Le roman explore également, et ce n’est pas si fréquent en littérature, le désir qu’éprouve une dame âgée pour un homme bien plus jeune.
J’ai voulu justement aller du côté de cette provocation-là. Est-ce qu’il y a un âge où il n’y a plus de désir ? Pourvu que non, pourvu que, jusqu’à mon dernier souffle, j’aie cette envie de briser la muraille de moi-même, de bondir par la fenêtre pour aller rejoindre, pas forcément un pianiste, pas forcément un être humain, mais un renard, un lièvre, un arbre qui se balance, tout ce que j’appelle « la peau du monde ».
Que représente cette « maison à l’envers », véritable personnage aussi, dans laquelle vit la narratrice ? Un miroir, un anti-monde ?
J’habite une ancienne ferme dotée d’un toit immense, fait pour contenir beaucoup de foin, qui me donne l’impression de vivre dans une coque de bateau renversée. J’aime bien cette idée d’un monde à l’envers qui aurait perdu un peu de son bon sens et qui, du coup, vous paraît neuf.
D’ailleurs, l’envers d’un tissu, d’une tapisserie, vous révèle souvent des choses bien plus riches, bien plus sauvages, bien moins disciplinées, que
l’endroit.
II y a beaucoup d’onomatopées dans vos livres, qui retranscrivent les sons de la nature. Dans les œuvres d’art que vous créez, il y a des feuilles mortes et des mots. Comment vos langages littéraires et plastiques s’interpénètrent-ils ?
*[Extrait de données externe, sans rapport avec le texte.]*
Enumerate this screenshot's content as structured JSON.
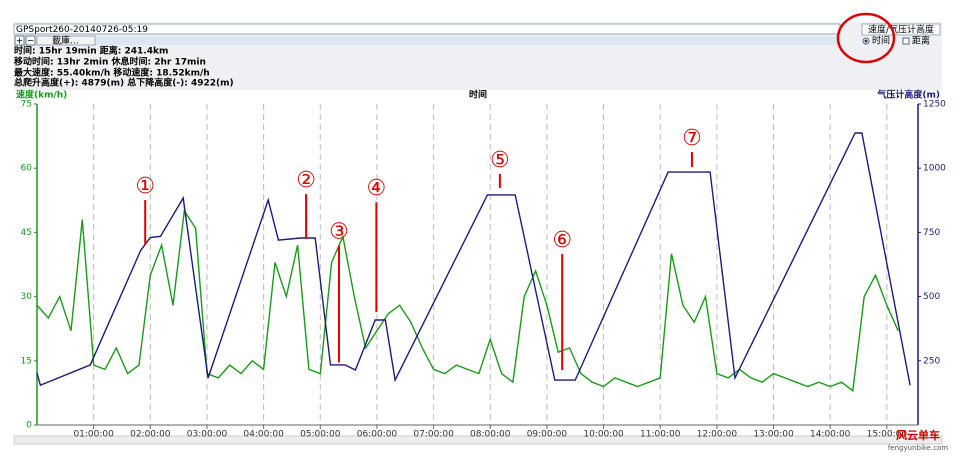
{
  "toolbar": {
    "file": "GPSport260-20140726-05:19",
    "buttons": [
      "+",
      "−",
      "載庫..."
    ],
    "view": "速度/气压计高度",
    "options": [
      "时间",
      "距离"
    ]
  },
  "stats": [
    "时间: 15hr 19min  距离: 241.4km",
    "移动时间: 13hr 2min  休息时间: 2hr 17min",
    "最大速度: 55.40km/h  移动速度: 18.52km/h",
    "总爬升高度(+): 4879(m)  总下降高度(-): 4922(m)"
  ],
  "watermark": {
    "name": "风云单车",
    "url": "fengyunbike.com"
  },
  "chart_data": {
    "type": "line",
    "title": "时间",
    "y_label": "速度(km/h)",
    "y2_label": "气压计高度(m)",
    "xlim": [
      0,
      15.55
    ],
    "ylim": [
      0,
      75
    ],
    "y2lim": [
      0,
      1250
    ],
    "grid": true,
    "xticks": [
      {
        "value": 1,
        "label": "01:00:00"
      },
      {
        "value": 2,
        "label": "02:00:00"
      },
      {
        "value": 3,
        "label": "03:00:00"
      },
      {
        "value": 4,
        "label": "04:00:00"
      },
      {
        "value": 5,
        "label": "05:00:00"
      },
      {
        "value": 6,
        "label": "06:00:00"
      },
      {
        "value": 7,
        "label": "07:00:00"
      },
      {
        "value": 8,
        "label": "08:00:00"
      },
      {
        "value": 9,
        "label": "09:00:00"
      },
      {
        "value": 10,
        "label": "10:00:00"
      },
      {
        "value": 11,
        "label": "11:00:00"
      },
      {
        "value": 12,
        "label": "12:00:00"
      },
      {
        "value": 13,
        "label": "13:00:00"
      },
      {
        "value": 14,
        "label": "14:00:00"
      },
      {
        "value": 15,
        "label": "15:00:00"
      }
    ],
    "yticks": [
      0,
      15,
      30,
      45,
      60,
      75
    ],
    "y2ticks": [
      250,
      500,
      750,
      1000,
      1250
    ],
    "series": [
      {
        "color": "#1a9a1a",
        "x": [
          0,
          0.2,
          0.4,
          0.6,
          0.8,
          1.0,
          1.2,
          1.4,
          1.6,
          1.8,
          2.0,
          2.2,
          2.4,
          2.6,
          2.8,
          3.0,
          3.2,
          3.4,
          3.6,
          3.8,
          4.0,
          4.2,
          4.4,
          4.6,
          4.8,
          5.0,
          5.2,
          5.4,
          5.6,
          5.8,
          6.0,
          6.2,
          6.4,
          6.6,
          6.8,
          7.0,
          7.2,
          7.4,
          7.6,
          7.8,
          8.0,
          8.2,
          8.4,
          8.6,
          8.8,
          9.0,
          9.2,
          9.4,
          9.6,
          9.8,
          10.0,
          10.2,
          10.4,
          10.6,
          10.8,
          11.0,
          11.2,
          11.4,
          11.6,
          11.8,
          12.0,
          12.2,
          12.4,
          12.6,
          12.8,
          13.0,
          13.2,
          13.4,
          13.6,
          13.8,
          14.0,
          14.2,
          14.4,
          14.6,
          14.8,
          15.0,
          15.2
        ],
        "values": [
          28,
          25,
          30,
          22,
          48,
          14,
          13,
          18,
          12,
          14,
          35,
          42,
          28,
          50,
          46,
          12,
          11,
          14,
          12,
          15,
          13,
          38,
          30,
          42,
          13,
          12,
          38,
          44,
          30,
          18,
          22,
          26,
          28,
          24,
          18,
          13,
          12,
          14,
          13,
          12,
          20,
          12,
          10,
          30,
          36,
          28,
          17,
          18,
          12,
          10,
          9,
          11,
          10,
          9,
          10,
          11,
          40,
          28,
          24,
          30,
          12,
          11,
          13,
          11,
          10,
          12,
          11,
          10,
          9,
          10,
          9,
          10,
          8,
          30,
          35,
          28,
          22
        ]
      },
      {
        "color": "#1c1c7c",
        "axis": "y2",
        "x": [
          0,
          0.06,
          0.94,
          1.83,
          2.0,
          2.18,
          2.58,
          3.02,
          4.08,
          4.26,
          4.65,
          4.91,
          5.18,
          5.44,
          5.62,
          5.97,
          6.15,
          6.32,
          7.95,
          8.44,
          9.14,
          9.5,
          11.14,
          11.88,
          12.32,
          14.44,
          14.56,
          15.41
        ],
        "values": [
          202,
          155,
          234,
          680,
          730,
          735,
          884,
          183,
          876,
          720,
          728,
          728,
          234,
          234,
          214,
          409,
          409,
          175,
          896,
          896,
          175,
          175,
          985,
          985,
          183,
          1137,
          1137,
          155
        ]
      }
    ],
    "annotations": [
      {
        "text": "①",
        "x": 1.91,
        "y": 55.6
      },
      {
        "text": "②",
        "x": 4.75,
        "y": 57
      },
      {
        "text": "③",
        "x": 5.33,
        "y": 45
      },
      {
        "text": "④",
        "x": 5.99,
        "y": 55.1
      },
      {
        "text": "⑤",
        "x": 8.17,
        "y": 61.7
      },
      {
        "text": "⑥",
        "x": 9.27,
        "y": 43
      },
      {
        "text": "⑦",
        "x": 11.56,
        "y": 66.8
      }
    ]
  }
}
J’ai été extrêmement marquée par le De rerum natura (De la nature des choses, ndlr) de Lucrèce, pour qui le langage est une chose physique, pour qui les mots sont comme des graines de pavot qui se défont. Ça me plaît, ça, qu’il n’y ait pas de séparation entre le cérébral et l’organique. Mon métier, que je transforme des feuilles de chêne en feuilles de papier, que j’imprime des chants d’oiseaux, que je fabrique des bibliothèques de cendre ou que j’écrive des livres, c’est d’explorer les textures et les langues de la nature.